Drain oranges in colander set over a large bowl, reserving juice. In another large bowl, whisk 1/4 cup oil, lime juice, honey, cayenne, salt and pepper; set aside for salad.
Brush avocado halves with remaining tablespoon of oil and season with salt and pepper, as desired. Remove chicken from marinade, let excess marinade drip off and transfer to plate.
To cook using a gas grill, turn all burners to high, cover and heat grill until hot, about 15 minutes. Leave primary burner on high and turn other burner(s) to medium. Oil cooking grate and place chicken on hotter side of grill. Cook, turning as needed, until chicken is nicely charred and registers 160 degrees on an instant-read thermometer, 8 to 12 minutes. Meanwhile, place avocados cut side down on cooler side of grill and cook until lightly charred, 3 to 5 minutes. Transfer chicken and avocados to plate and tent with aluminum foil.

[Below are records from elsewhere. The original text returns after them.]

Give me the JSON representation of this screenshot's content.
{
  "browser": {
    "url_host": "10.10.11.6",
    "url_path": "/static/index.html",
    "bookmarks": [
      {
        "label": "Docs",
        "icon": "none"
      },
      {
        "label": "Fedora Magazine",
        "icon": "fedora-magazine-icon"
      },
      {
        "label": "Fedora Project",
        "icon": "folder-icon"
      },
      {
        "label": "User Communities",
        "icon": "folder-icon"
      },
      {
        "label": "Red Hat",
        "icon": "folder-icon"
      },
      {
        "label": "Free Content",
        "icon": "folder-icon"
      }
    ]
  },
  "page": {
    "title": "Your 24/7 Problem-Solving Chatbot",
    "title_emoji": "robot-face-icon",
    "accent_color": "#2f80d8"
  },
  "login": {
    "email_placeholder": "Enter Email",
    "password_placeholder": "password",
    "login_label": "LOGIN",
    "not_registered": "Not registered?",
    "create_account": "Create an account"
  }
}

Add drained orange juice to reserved marinade in saucepan. Bring to a simmer over medium-high heat and cook until reduced to 1/4 cup, 3 to 5 minutes; set aside.
Whisk dressing to recombine, then add watercress, pepitas, shallots, and drained oranges and toss gently to coat. Arrange salad on a plate. Peel grilled avocado, slice thin and lay on top of salad. Slice chicken on bias into 1/2-inch thick pieces. Layer chicken over the top and drizzle with reduced marinade. Serve immediately.